The key point about this affair is not whether Cameron’s strategy has been a good one (it has not). The most important aspect is that it has given a brutal demonstration of where power lies in Europe. The message to British politicians is that EU member-states – even those fellow reformers such as the Netherlands and Sweden – would rather risk pushing Britain out of the EU than cause some temporary problems for Merkel. Merkel, in turn, would rather risk making Cameron’s position untenable than temporarily upset her coalition partner or the German media. The UK is not alone in its self-interest, but simply much less adept at cloaking it in pro-European language. If it does end up leaving the EU, the blame will not be Britain’s alone.

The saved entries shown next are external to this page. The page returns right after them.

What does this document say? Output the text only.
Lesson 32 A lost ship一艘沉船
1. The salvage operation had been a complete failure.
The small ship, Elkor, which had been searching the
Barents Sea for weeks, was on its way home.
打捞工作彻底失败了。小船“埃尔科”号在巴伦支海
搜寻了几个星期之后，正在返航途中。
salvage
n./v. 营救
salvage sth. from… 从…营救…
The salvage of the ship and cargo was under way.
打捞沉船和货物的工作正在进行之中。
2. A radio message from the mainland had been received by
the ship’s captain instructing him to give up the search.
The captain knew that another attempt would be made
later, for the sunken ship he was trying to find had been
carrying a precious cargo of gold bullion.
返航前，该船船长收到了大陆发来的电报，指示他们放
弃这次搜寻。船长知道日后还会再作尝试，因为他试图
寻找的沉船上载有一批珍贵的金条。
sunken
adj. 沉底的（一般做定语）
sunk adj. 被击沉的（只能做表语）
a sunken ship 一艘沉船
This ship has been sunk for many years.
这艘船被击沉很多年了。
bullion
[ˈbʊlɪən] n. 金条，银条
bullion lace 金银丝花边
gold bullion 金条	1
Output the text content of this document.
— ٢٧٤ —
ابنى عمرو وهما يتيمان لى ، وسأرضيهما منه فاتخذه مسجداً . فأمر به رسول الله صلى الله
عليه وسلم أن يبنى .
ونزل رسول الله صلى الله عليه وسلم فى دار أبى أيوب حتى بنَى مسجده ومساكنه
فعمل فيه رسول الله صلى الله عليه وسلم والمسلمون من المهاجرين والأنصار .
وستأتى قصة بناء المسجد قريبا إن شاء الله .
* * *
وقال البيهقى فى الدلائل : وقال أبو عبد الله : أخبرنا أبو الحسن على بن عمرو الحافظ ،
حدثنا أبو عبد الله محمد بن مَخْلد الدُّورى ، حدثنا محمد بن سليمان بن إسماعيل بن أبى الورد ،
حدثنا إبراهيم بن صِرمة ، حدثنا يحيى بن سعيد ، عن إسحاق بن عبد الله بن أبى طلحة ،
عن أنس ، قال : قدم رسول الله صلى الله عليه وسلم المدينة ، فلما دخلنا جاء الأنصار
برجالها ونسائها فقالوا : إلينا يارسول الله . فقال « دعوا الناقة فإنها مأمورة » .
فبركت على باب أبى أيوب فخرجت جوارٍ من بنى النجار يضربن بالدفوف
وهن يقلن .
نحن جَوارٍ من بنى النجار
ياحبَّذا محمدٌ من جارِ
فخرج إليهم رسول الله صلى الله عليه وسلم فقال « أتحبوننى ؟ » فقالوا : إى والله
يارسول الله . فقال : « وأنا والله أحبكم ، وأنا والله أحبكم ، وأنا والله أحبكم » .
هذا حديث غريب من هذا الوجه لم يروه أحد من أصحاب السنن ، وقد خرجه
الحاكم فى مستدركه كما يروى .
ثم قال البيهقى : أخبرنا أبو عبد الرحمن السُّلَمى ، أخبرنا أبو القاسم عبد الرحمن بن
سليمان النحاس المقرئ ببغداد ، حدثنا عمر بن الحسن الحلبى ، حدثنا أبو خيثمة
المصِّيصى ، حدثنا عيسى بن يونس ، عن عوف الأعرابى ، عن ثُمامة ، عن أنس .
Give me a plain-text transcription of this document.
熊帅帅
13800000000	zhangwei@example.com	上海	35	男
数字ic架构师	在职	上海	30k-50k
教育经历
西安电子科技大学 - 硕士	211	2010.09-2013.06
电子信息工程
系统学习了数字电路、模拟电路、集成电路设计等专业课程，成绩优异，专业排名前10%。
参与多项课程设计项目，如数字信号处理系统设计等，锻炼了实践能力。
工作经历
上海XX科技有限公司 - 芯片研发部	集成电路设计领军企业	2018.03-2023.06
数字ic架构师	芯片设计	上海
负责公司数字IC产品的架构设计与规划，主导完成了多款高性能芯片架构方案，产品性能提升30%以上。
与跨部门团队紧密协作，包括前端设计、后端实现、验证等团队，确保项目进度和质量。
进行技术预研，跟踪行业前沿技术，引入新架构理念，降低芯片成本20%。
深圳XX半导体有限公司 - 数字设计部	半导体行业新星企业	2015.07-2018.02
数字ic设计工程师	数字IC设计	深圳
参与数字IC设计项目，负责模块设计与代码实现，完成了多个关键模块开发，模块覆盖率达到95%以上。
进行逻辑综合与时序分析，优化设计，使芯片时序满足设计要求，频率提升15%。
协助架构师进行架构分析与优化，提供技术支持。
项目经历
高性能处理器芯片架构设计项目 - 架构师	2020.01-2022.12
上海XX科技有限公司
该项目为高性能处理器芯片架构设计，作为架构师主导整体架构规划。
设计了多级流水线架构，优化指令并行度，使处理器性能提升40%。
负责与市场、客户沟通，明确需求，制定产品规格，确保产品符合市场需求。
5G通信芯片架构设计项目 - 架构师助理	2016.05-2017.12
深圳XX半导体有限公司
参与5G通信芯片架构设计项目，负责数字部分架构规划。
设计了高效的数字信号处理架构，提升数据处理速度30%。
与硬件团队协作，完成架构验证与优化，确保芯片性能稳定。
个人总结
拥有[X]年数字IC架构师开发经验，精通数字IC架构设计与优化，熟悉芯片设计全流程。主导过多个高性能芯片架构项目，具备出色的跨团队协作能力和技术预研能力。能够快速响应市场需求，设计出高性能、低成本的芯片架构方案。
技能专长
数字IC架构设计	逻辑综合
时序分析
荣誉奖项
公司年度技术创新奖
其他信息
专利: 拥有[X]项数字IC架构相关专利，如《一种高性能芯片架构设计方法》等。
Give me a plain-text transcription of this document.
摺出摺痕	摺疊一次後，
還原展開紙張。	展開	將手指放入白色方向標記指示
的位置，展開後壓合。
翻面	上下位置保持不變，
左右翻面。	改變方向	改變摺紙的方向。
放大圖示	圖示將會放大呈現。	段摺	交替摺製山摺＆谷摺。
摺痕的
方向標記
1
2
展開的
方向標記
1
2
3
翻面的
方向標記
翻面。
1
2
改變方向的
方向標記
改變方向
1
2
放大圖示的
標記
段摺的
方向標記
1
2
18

The appointment of Juncker would be the wrong way for the EU to respond to the strong showing of eurosceptics and populists at last May’s European Parliament election. It suggests that governments are not listening to their electorates’ concerns, and risks further undermining already very low popular confidence in the Parliament (turnout at the recent election was up just 0.1 per cent on the all-time low of four years ago). If Europe is to address these concerns, governments will have to accept that the current state of affairs is unsustainable. An opportunistic power grab by the Parliament followed by opaque bargaining between governments resulting in the appointment of a Brussels fixer will erode the legitimacy of the EU, not bolster it. Finally, the prospect of exorcising the UK from the EU may feel good to some governments and commentators, but it won’t make it any easier to address Europe’s problems.

Simon Tilford is deputy director and John Springford is senior research fellow at the Centre for European Reform.